Jiang thinks the main cause of desertification in Inner Mongolia is overgrazing. By 2000 some 80% of the grasslands in Hunshandake had deteriorated into desert, and 33% of the land had become mobile sand dunes. In the 1960s mobile sand dunes only made up 2% of the land.[sina] The first attempt to solve desertification involved planting 100,000 yuan (13,000 U.S. dollars) worth of willows, because conventional thought led Jiang to believe trees were the best solution to stop sandstorms.

Later Jiang's team tried a different approach. A 2670 ha section of grassland in the Bayinhushuo Gacha was fenced off and no grazing was allowed.

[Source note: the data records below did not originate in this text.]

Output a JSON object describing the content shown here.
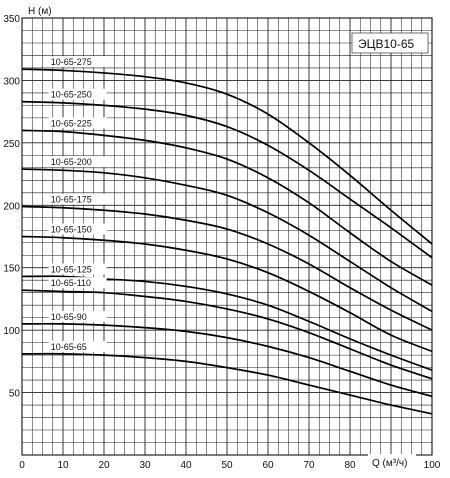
{
  "chart_data": {
    "type": "line",
    "title": "ЭЦВ10-65",
    "xlabel": "Q (м³/ч)",
    "ylabel": "H (м)",
    "xlim": [
      0,
      100
    ],
    "ylim": [
      0,
      350
    ],
    "x_ticks": [
      0,
      10,
      20,
      30,
      40,
      50,
      60,
      70,
      80,
      90,
      100
    ],
    "y_ticks": [
      50,
      100,
      150,
      200,
      250,
      300,
      350
    ],
    "x_tick_labels": [
      "0",
      "10",
      "20",
      "30",
      "40",
      "50",
      "60",
      "70",
      "80",
      "90",
      "100"
    ],
    "y_tick_labels": [
      "50",
      "100",
      "150",
      "200",
      "250",
      "300",
      "350"
    ],
    "grid": true,
    "minor_grid_x": 2.5,
    "minor_grid_y": 10,
    "x": [
      0,
      10,
      20,
      30,
      40,
      50,
      60,
      70,
      80,
      90,
      100
    ],
    "series": [
      {
        "name": "10-65-275",
        "values": [
          309,
          308,
          306,
          303,
          298,
          289,
          273,
          250,
          224,
          196,
          169
        ]
      },
      {
        "name": "10-65-250",
        "values": [
          283,
          282,
          280,
          277,
          272,
          263,
          248,
          228,
          205,
          182,
          158
        ]
      },
      {
        "name": "10-65-225",
        "values": [
          260,
          259,
          256,
          252,
          246,
          237,
          222,
          202,
          178,
          155,
          136
        ]
      },
      {
        "name": "10-65-200",
        "values": [
          229,
          228,
          226,
          222,
          216,
          208,
          194,
          176,
          155,
          134,
          115
        ]
      },
      {
        "name": "10-65-175",
        "values": [
          199,
          198,
          196,
          193,
          188,
          181,
          169,
          153,
          134,
          116,
          100
        ]
      },
      {
        "name": "10-65-150",
        "values": [
          175,
          174,
          172,
          169,
          164,
          157,
          146,
          131,
          114,
          96,
          83
        ]
      },
      {
        "name": "10-65-125",
        "values": [
          143,
          143,
          141,
          139,
          135,
          129,
          120,
          107,
          93,
          80,
          68
        ]
      },
      {
        "name": "10-65-110",
        "values": [
          132,
          131,
          130,
          127,
          123,
          117,
          109,
          98,
          85,
          72,
          61
        ]
      },
      {
        "name": "10-65-90",
        "values": [
          105,
          105,
          104,
          102,
          99,
          94,
          87,
          78,
          67,
          56,
          47
        ]
      },
      {
        "name": "10-65-65",
        "values": [
          81,
          81,
          80,
          78,
          75,
          70,
          64,
          56,
          48,
          40,
          33
        ]
      }
    ]
  }
}
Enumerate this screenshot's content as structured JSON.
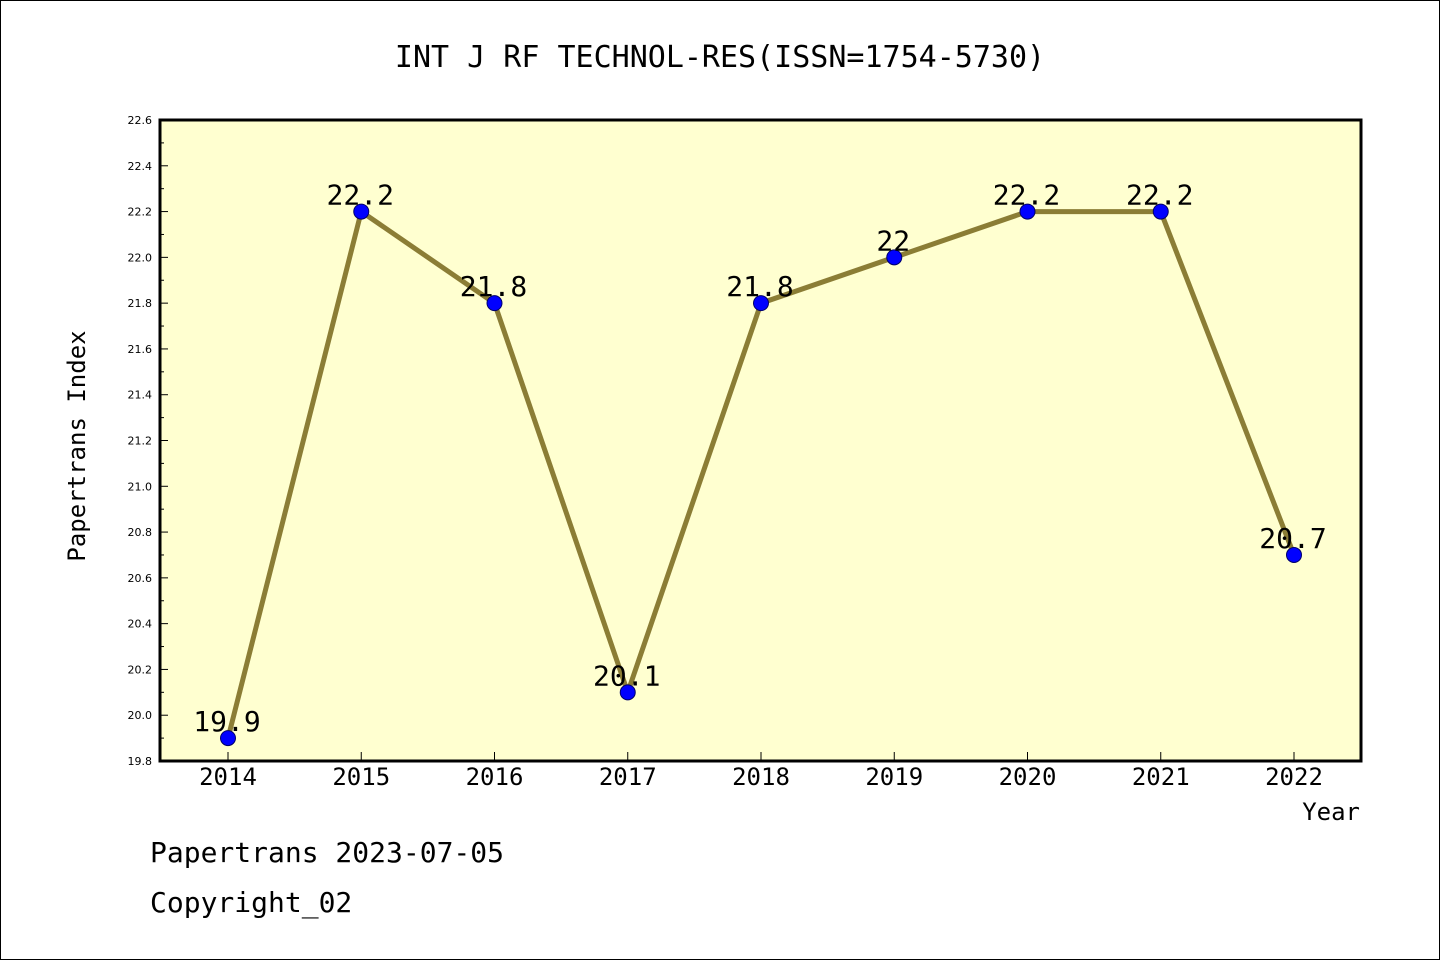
{
  "chart_data": {
    "type": "line",
    "title": "INT J RF TECHNOL-RES(ISSN=1754-5730)",
    "xlabel": "Year",
    "ylabel": "Papertrans Index",
    "categories": [
      "2014",
      "2015",
      "2016",
      "2017",
      "2018",
      "2019",
      "2020",
      "2021",
      "2022"
    ],
    "series": [
      {
        "values": [
          19.9,
          22.2,
          21.8,
          20.1,
          21.8,
          22.0,
          22.2,
          22.2,
          20.7
        ],
        "labels": [
          "19.9",
          "22.2",
          "21.8",
          "20.1",
          "21.8",
          "22",
          "22.2",
          "22.2",
          "20.7"
        ]
      }
    ],
    "ylim": [
      19.8,
      22.6
    ],
    "yticks": [
      "19.8",
      "20.0",
      "20.2",
      "20.4",
      "20.6",
      "20.8",
      "21.0",
      "21.2",
      "21.4",
      "21.6",
      "21.8",
      "22.0",
      "22.2",
      "22.4",
      "22.6"
    ],
    "grid": false,
    "colors": {
      "plot_background": "#ffffd0",
      "line": "#8b7d35",
      "marker": "#0000ff",
      "marker_edge": "#00006a"
    }
  },
  "footer": {
    "line1": "Papertrans 2023-07-05",
    "line2": "Copyright_02"
  }
}
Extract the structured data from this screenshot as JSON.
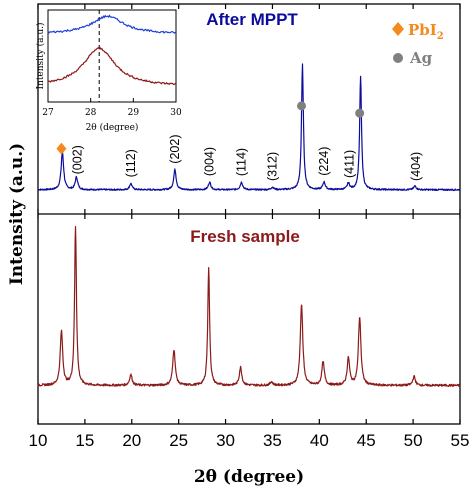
{
  "chart_data": {
    "type": "line",
    "xlabel": "2θ (degree)",
    "ylabel": "Intensity (a.u.)",
    "xlim": [
      10,
      55
    ],
    "xticks": [
      10,
      15,
      20,
      25,
      30,
      35,
      40,
      45,
      50,
      55
    ],
    "panels": [
      {
        "label": "After MPPT",
        "color": "#0b0b9c",
        "baseline": 0.05,
        "peaks": [
          {
            "x": 12.6,
            "h": 0.3
          },
          {
            "x": 14.1,
            "h": 0.1
          },
          {
            "x": 19.9,
            "h": 0.05
          },
          {
            "x": 24.6,
            "h": 0.16
          },
          {
            "x": 28.3,
            "h": 0.06
          },
          {
            "x": 31.7,
            "h": 0.06
          },
          {
            "x": 35.0,
            "h": 0.02
          },
          {
            "x": 38.2,
            "h": 1.0
          },
          {
            "x": 40.5,
            "h": 0.06
          },
          {
            "x": 43.1,
            "h": 0.05
          },
          {
            "x": 44.4,
            "h": 0.9
          },
          {
            "x": 50.2,
            "h": 0.03
          }
        ],
        "peak_labels": [
          {
            "x": 14.2,
            "text": "(002)"
          },
          {
            "x": 19.9,
            "text": "(112)"
          },
          {
            "x": 24.6,
            "text": "(202)"
          },
          {
            "x": 28.3,
            "text": "(004)"
          },
          {
            "x": 31.7,
            "text": "(114)"
          },
          {
            "x": 35.0,
            "text": "(312)"
          },
          {
            "x": 40.5,
            "text": "(224)"
          },
          {
            "x": 43.2,
            "text": "(411)"
          },
          {
            "x": 50.3,
            "text": "(404)"
          }
        ],
        "diamond_markers": [
          12.5
        ],
        "circle_markers": [
          38.1,
          44.3
        ]
      },
      {
        "label": "Fresh sample",
        "color": "#8b1a1a",
        "baseline": 0.07,
        "peaks": [
          {
            "x": 12.5,
            "h": 0.3
          },
          {
            "x": 14.0,
            "h": 0.88
          },
          {
            "x": 19.9,
            "h": 0.06
          },
          {
            "x": 24.5,
            "h": 0.2
          },
          {
            "x": 28.2,
            "h": 0.65
          },
          {
            "x": 31.6,
            "h": 0.1
          },
          {
            "x": 34.9,
            "h": 0.02
          },
          {
            "x": 38.1,
            "h": 0.45
          },
          {
            "x": 40.4,
            "h": 0.13
          },
          {
            "x": 43.1,
            "h": 0.15
          },
          {
            "x": 44.3,
            "h": 0.38
          },
          {
            "x": 50.1,
            "h": 0.05
          }
        ]
      }
    ],
    "legend": [
      {
        "marker": "diamond",
        "label": "PbI",
        "subscript": "2",
        "color": "#f28a1e"
      },
      {
        "marker": "circle",
        "label": "Ag",
        "color": "#808080"
      }
    ],
    "legend_position": "top-right",
    "inset": {
      "xlim": [
        27,
        30
      ],
      "xticks": [
        27,
        28,
        29,
        30
      ],
      "xlabel": "2θ (degree)",
      "ylabel": "Intensity (a.u.)",
      "dashed_line_x": 28.2,
      "series": [
        {
          "name": "After MPPT",
          "color": "#1f3fd6",
          "peak_x": 28.4,
          "h": 0.35,
          "offset": 0.62
        },
        {
          "name": "Fresh sample",
          "color": "#8b1a1a",
          "peak_x": 28.2,
          "h": 0.75,
          "offset": 0.05
        }
      ]
    }
  }
}
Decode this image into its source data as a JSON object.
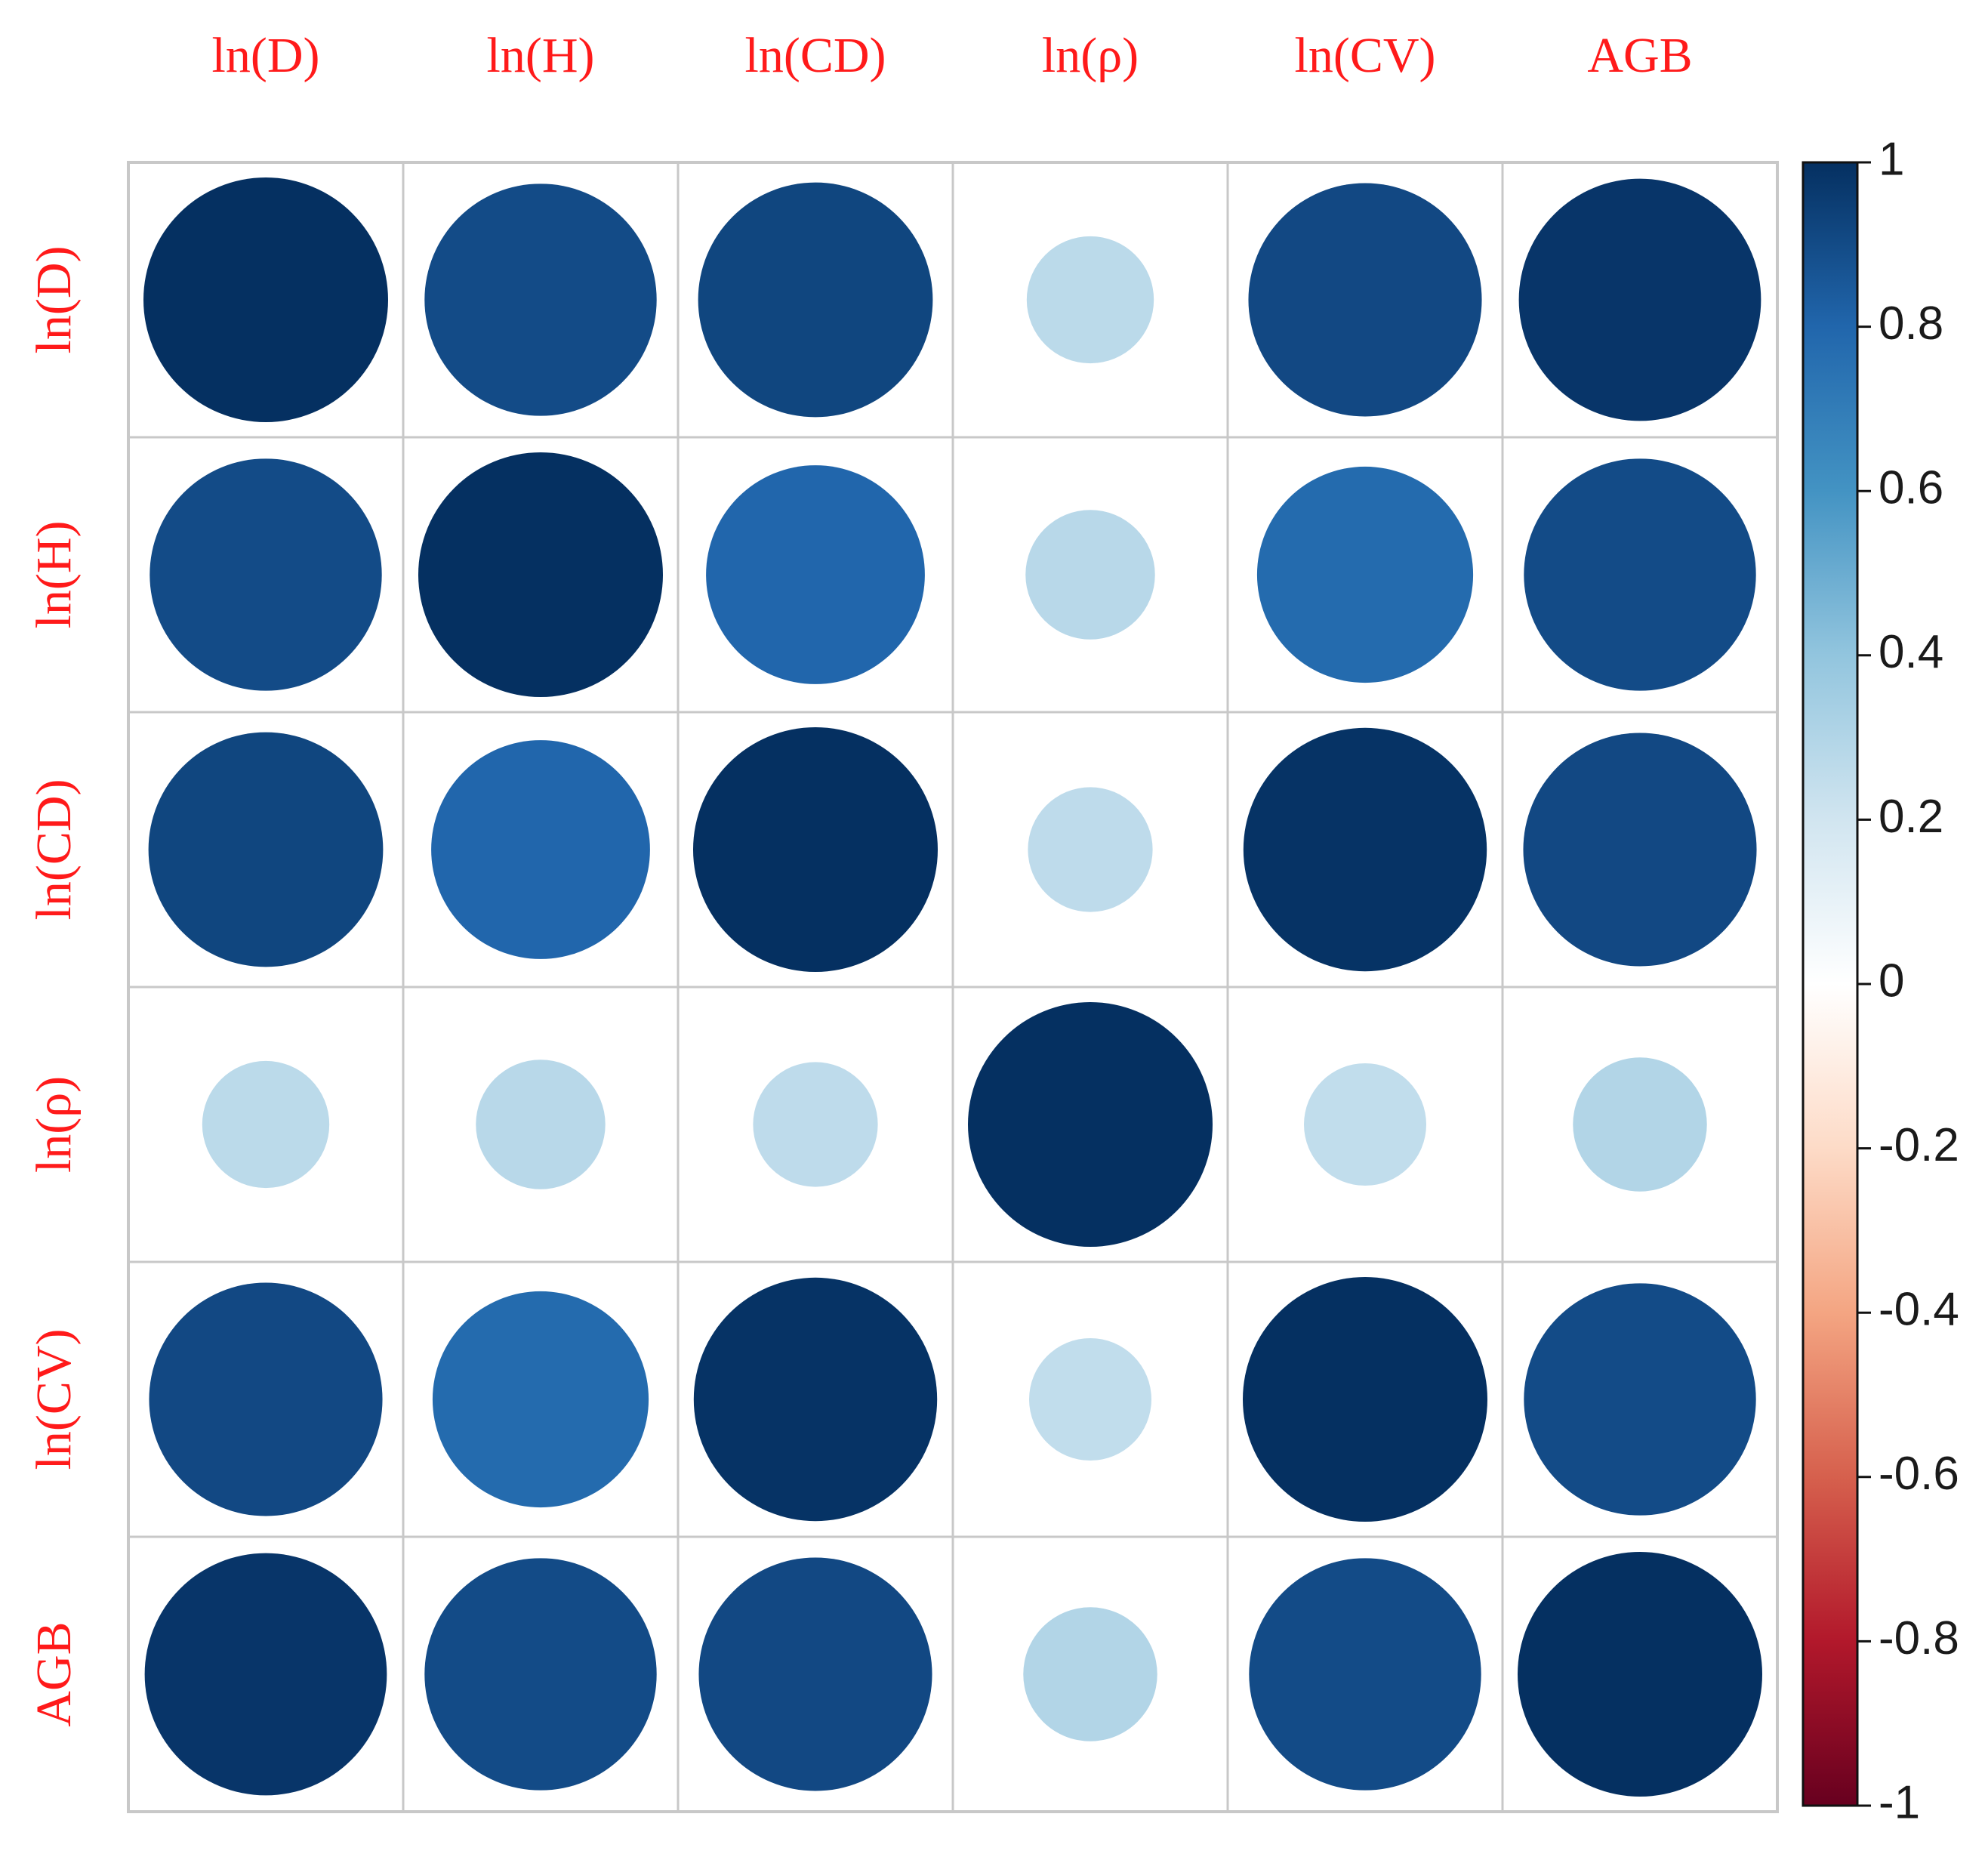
{
  "chart_data": {
    "type": "heatmap",
    "subtype": "correlation-circles",
    "title": "",
    "variables": [
      "ln(D)",
      "ln(H)",
      "ln(CD)",
      "ln(ρ)",
      "ln(CV)",
      "AGB"
    ],
    "matrix": [
      [
        1.0,
        0.9,
        0.92,
        0.27,
        0.91,
        0.98
      ],
      [
        0.9,
        1.0,
        0.8,
        0.28,
        0.78,
        0.9
      ],
      [
        0.92,
        0.8,
        1.0,
        0.26,
        0.99,
        0.91
      ],
      [
        0.27,
        0.28,
        0.26,
        1.0,
        0.25,
        0.3
      ],
      [
        0.91,
        0.78,
        0.99,
        0.25,
        1.0,
        0.9
      ],
      [
        0.98,
        0.9,
        0.91,
        0.3,
        0.9,
        1.0
      ]
    ],
    "colorbar": {
      "range": [
        -1,
        1
      ],
      "ticks": [
        "1",
        "0.8",
        "0.6",
        "0.4",
        "0.2",
        "0",
        "-0.2",
        "-0.4",
        "-0.6",
        "-0.8",
        "-1"
      ],
      "tick_values": [
        1,
        0.8,
        0.6,
        0.4,
        0.2,
        0,
        -0.2,
        -0.4,
        -0.6,
        -0.8,
        -1
      ],
      "colormap": "RdBu"
    },
    "label_color": "#ff1a1a",
    "grid": true,
    "legend": "right"
  }
}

The success achieved in Bayinhushuo Gacha quickly spread to the surrounding regions: several gachas followed suit, fencing off grasslands for natural restoration and thereby expanding the protected areas to more than 6500 hectares. Jiang is pleased that a policy of "ecological conservation first, ecological construction second" was included in the Eleventh Five-Year Plan on Ecological Protection.

- Biofuels
Jiang supports burning straw instead of coal as a source of power. He estimated that a biomass power plant of 25,000 kW can generate 100,000 tons less carbon dioxide every year compared with the coal burning power plant of the same capacity. Furthermore, Jiang said that biomasses are less wasteful than coal. Thirty percent of burnt coal is waste while biomass burning generates just two percent and can be used as fertilizer after proper processing.

- Pesticides
Jiang believes that the use of pesticides in Chinese farming can lead to poor quality and even dangerous food. “Farmers adopted certain production methods to make food-production cheaper. They use whichever chemicals are cheapest. The use of pesticide seems better, and it is cheap. In fact, the pesticides they would buy are also used as fertiliser, and this makes it all the more dangerous,” Jiang said.